Likewise, in the k-means method, the clusters 2,5 and 6 are mostly made of male patients; while the clusters 1, 3 and 8 are mostly made of female patients.
Furthermore, the Hierarchical Clustering Analysis based on the principal components also yielded a similar behavior than the previous clusters, as some clusters groups a majority of male patients whereas others groups a majority of female ones.
Thus, the clustering analysis has proved to be useful in to relate some subgroups of observations in terms of the gender of the patients, which is also consistent with the findings from the PCA.
Pulse at rest and pulse in activity are negatively correlated with the weight, height and body mass index in both male and female patients.

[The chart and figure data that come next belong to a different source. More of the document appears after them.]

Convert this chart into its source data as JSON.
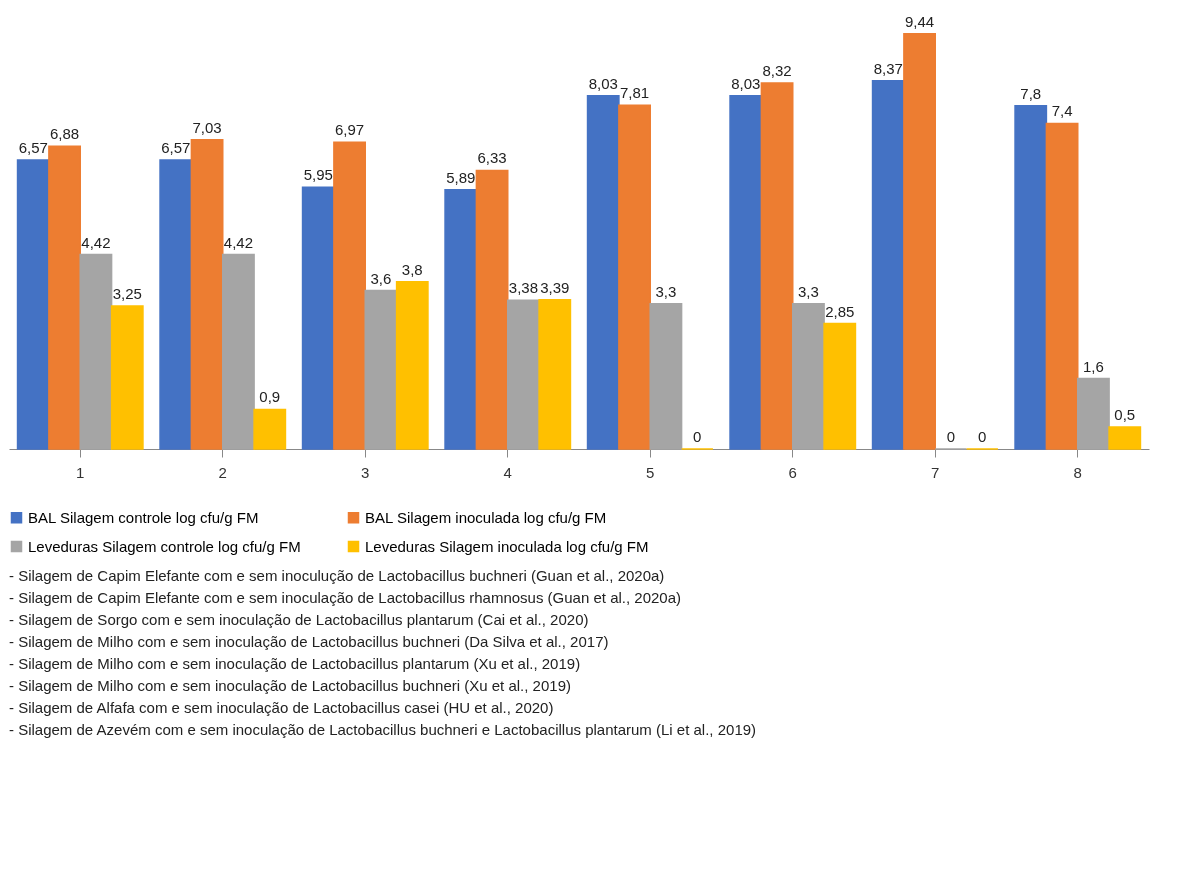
{
  "chart_data": {
    "type": "bar",
    "categories": [
      "1",
      "2",
      "3",
      "4",
      "5",
      "6",
      "7",
      "8"
    ],
    "series": [
      {
        "name": "BAL Silagem controle  log cfu/g FM",
        "color": "#4472c4",
        "values": [
          6.57,
          6.57,
          5.95,
          5.89,
          8.03,
          8.03,
          8.37,
          7.8
        ],
        "value_labels": [
          "6,57",
          "6,57",
          "5,95",
          "5,89",
          "8,03",
          "8,03",
          "8,37",
          "7,8"
        ]
      },
      {
        "name": "BAL Silagem inoculada  log cfu/g FM",
        "color": "#ed7d31",
        "values": [
          6.88,
          7.03,
          6.97,
          6.33,
          7.81,
          8.32,
          9.44,
          7.4
        ],
        "value_labels": [
          "6,88",
          "7,03",
          "6,97",
          "6,33",
          "7,81",
          "8,32",
          "9,44",
          "7,4"
        ]
      },
      {
        "name": "Leveduras Silagem controle  log cfu/g FM",
        "color": "#a5a5a5",
        "values": [
          4.42,
          4.42,
          3.6,
          3.38,
          3.3,
          3.3,
          0,
          1.6
        ],
        "value_labels": [
          "4,42",
          "4,42",
          "3,6",
          "3,38",
          "3,3",
          "3,3",
          "0",
          "1,6"
        ]
      },
      {
        "name": "Leveduras Silagem inoculada  log cfu/g FM",
        "color": "#ffc000",
        "values": [
          3.25,
          0.9,
          3.8,
          3.39,
          0,
          2.85,
          0,
          0.5
        ],
        "value_labels": [
          "3,25",
          "0,9",
          "3,8",
          "3,39",
          "0",
          "2,85",
          "0",
          "0,5"
        ]
      }
    ],
    "legend": "bottom",
    "grid": false,
    "annotations": [
      "- Silagem de Capim Elefante com e sem inoculução de Lactobacillus buchneri (Guan et al., 2020a)",
      "- Silagem de Capim Elefante com e sem inoculação de Lactobacillus rhamnosus (Guan et al., 2020a)",
      "- Silagem de Sorgo com e sem inoculação de Lactobacillus plantarum (Cai et al., 2020)",
      "- Silagem de Milho com e sem inoculação de Lactobacillus buchneri (Da Silva et al., 2017)",
      "- Silagem de Milho com e sem inoculação de Lactobacillus plantarum (Xu et al., 2019)",
      "- Silagem de Milho com e sem inoculação de Lactobacillus buchneri (Xu et al., 2019)",
      "- Silagem de Alfafa com e sem inoculação de Lactobacillus casei (HU et al., 2020)",
      "- Silagem de Azevém  com e sem inoculação de Lactobacillus buchneri e Lactobacillus plantarum (Li et al., 2019)"
    ]
  }
}
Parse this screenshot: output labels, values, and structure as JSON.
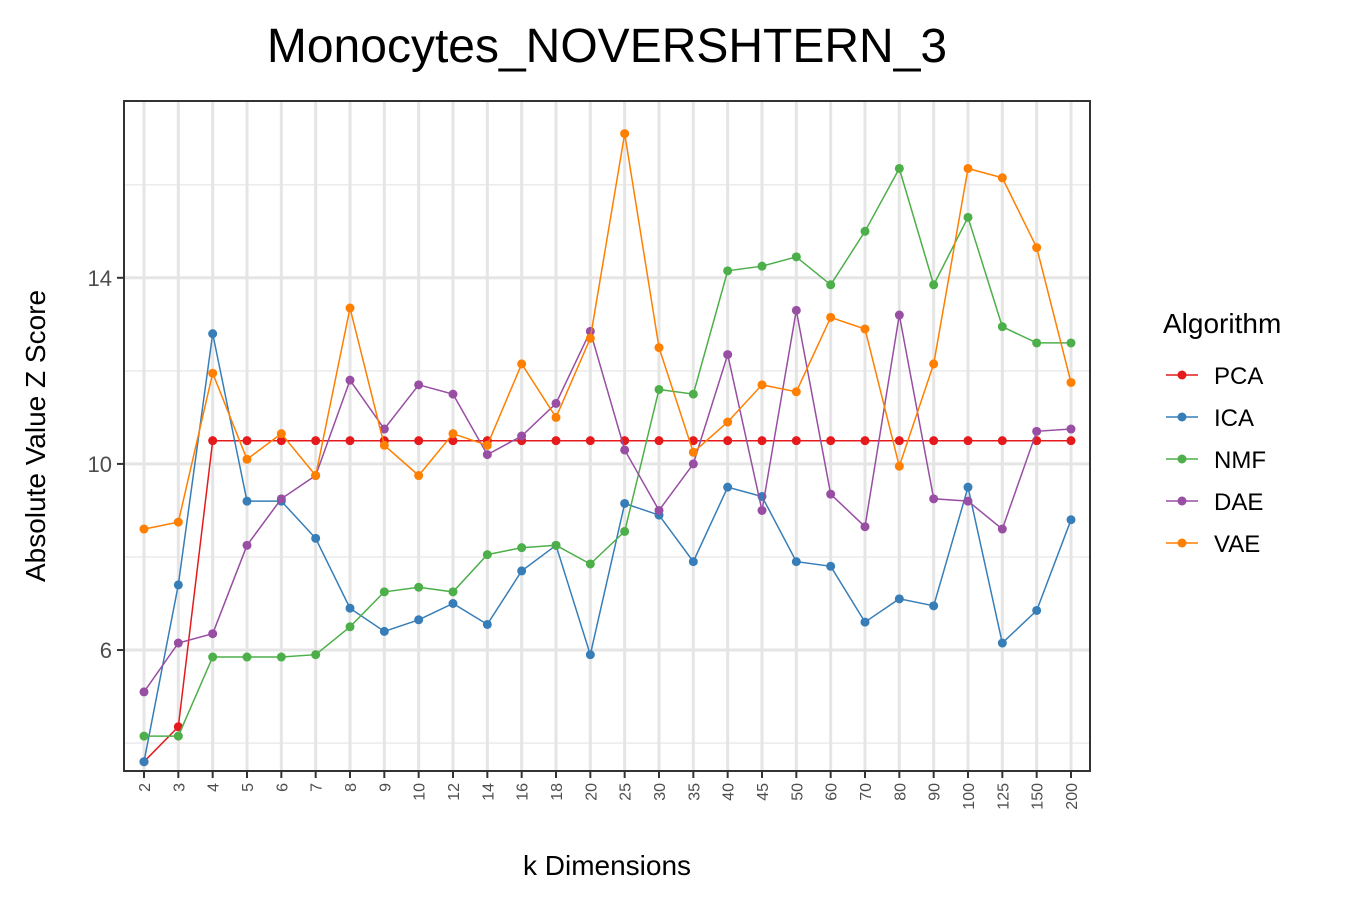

On the other hand, female patients had a tendency to exhibit lower values of weight, height and body mass index and higher values of pulse at rest and pulse in activity. On the contrary, male patients exhibited a higher values of weight, height and body mass index and lower values of pulse at rest and pulse in activity.
Finally, the present study showed that most of the patients tend to display a similar behavior in terms of pulse at rest, pulse in activity, weight, height and body mass index according to their gender, forming mostly distinctive groups in both PCA and clustering analysis.